As Iran grapples with a collapsing currency and recurring waves of deadly street protests, a growing share of public anger is being driven by what analysts describe as a “burned generation”—a cohort whose most productive years were consumed by revolution, war, and sanctions, and whose disillusionment is now reshaping the country's political landscape.
In an interview with The Storm Media, Liu Yanting(劉燕婷), chief international news commentator at the Hong Kong–based outlet HK01, argues that Iran's current turmoil reflects more than short-term economic distress or external pressure. Instead, she sees the Islamic Republic entering what she calls a “Soviet-style twilight,” marked by the gradual exhaustion of an ideology that can no longer persuade the generation expected to inherit it. (Related: Trump's Greenland Gambit Targets Arctic Supremacy | Latest )
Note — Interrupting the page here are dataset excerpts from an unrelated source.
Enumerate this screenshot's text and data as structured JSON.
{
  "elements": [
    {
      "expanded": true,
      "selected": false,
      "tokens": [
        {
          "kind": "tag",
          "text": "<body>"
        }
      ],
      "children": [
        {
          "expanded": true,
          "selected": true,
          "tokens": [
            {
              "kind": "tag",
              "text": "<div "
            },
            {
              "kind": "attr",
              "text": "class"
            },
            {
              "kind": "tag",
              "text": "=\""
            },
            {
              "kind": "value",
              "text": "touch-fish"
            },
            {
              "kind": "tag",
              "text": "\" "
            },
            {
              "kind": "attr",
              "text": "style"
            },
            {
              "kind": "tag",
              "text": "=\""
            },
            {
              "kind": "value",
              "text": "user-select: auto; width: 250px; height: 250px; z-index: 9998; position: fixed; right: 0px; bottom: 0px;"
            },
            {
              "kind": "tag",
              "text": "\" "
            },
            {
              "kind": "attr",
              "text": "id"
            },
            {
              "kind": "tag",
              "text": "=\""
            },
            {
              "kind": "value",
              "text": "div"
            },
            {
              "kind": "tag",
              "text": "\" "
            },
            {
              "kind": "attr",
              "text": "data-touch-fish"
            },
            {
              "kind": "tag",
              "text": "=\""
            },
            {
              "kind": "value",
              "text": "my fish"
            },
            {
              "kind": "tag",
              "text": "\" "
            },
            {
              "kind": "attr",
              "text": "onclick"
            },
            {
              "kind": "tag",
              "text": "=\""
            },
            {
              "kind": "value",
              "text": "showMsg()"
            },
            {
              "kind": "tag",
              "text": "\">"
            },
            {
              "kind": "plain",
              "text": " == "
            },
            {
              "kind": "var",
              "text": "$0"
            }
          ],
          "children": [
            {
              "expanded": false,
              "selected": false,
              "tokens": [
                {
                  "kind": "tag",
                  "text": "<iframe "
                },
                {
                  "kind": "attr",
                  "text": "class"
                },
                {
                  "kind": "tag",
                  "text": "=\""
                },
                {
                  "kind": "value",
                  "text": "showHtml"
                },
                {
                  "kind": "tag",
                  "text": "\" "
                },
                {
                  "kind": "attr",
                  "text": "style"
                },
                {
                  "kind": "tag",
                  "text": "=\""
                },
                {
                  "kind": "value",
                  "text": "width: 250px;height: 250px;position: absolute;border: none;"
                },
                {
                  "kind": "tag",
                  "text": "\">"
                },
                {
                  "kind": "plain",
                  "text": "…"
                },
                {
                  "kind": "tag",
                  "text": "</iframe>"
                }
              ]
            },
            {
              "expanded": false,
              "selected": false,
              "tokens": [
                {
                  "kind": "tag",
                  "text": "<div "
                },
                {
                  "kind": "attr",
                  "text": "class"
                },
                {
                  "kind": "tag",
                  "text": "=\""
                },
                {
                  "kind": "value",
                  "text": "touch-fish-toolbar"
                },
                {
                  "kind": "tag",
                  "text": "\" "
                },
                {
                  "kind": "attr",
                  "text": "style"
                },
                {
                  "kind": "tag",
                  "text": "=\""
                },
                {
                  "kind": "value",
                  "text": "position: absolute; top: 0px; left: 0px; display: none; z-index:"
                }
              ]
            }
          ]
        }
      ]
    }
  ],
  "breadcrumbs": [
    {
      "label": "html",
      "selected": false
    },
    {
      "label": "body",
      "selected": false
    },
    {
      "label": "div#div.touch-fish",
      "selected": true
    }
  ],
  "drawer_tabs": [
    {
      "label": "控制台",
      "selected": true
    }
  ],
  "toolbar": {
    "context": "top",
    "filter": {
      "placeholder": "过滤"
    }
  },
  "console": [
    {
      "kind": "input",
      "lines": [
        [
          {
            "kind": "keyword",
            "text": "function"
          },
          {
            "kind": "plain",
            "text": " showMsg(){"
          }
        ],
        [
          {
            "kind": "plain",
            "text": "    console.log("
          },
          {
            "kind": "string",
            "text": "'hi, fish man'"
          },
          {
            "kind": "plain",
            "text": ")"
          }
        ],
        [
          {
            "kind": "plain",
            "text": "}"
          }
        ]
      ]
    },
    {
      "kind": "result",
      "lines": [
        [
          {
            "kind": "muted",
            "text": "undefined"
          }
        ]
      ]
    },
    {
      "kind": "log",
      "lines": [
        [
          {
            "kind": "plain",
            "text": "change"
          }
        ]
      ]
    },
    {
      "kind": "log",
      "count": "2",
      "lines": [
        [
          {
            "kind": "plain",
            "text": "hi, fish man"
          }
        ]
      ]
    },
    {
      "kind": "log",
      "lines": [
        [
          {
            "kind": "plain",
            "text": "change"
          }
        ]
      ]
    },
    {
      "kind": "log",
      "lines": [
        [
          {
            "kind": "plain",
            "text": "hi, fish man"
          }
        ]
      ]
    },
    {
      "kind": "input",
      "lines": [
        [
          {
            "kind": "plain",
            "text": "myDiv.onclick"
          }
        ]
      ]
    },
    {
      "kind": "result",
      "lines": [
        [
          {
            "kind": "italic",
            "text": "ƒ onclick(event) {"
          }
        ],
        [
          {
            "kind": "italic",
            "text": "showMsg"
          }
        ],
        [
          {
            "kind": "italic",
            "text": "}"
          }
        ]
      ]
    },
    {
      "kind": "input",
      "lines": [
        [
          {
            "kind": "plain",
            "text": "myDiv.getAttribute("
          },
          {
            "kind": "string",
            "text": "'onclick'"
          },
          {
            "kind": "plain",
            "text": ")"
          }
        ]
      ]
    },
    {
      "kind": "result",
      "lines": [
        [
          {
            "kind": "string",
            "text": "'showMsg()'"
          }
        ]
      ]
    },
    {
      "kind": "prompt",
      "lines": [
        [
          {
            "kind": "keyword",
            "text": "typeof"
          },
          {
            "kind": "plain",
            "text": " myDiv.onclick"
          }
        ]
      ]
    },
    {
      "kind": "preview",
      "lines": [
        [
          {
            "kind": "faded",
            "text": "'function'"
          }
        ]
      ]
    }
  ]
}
A Generation Shaped by Repeated Trauma
Liu uses the term “burned generation” to describe Iranians born between the mid-1960s and early 1980s, whose lives were shaped by three successive historical shocks. Their childhoods coincided with the upheaval of the 1979 Islamic Revolution and the outbreak of the Iran–Iraq War, which forced many into trenches and bomb shelters. Their youth was absorbed by state mobilization and prolonged conflict. Their middle age, meanwhile, has been defined by economic stagnation and the realization that the system failed to deliver the dignity and prosperity it once promised.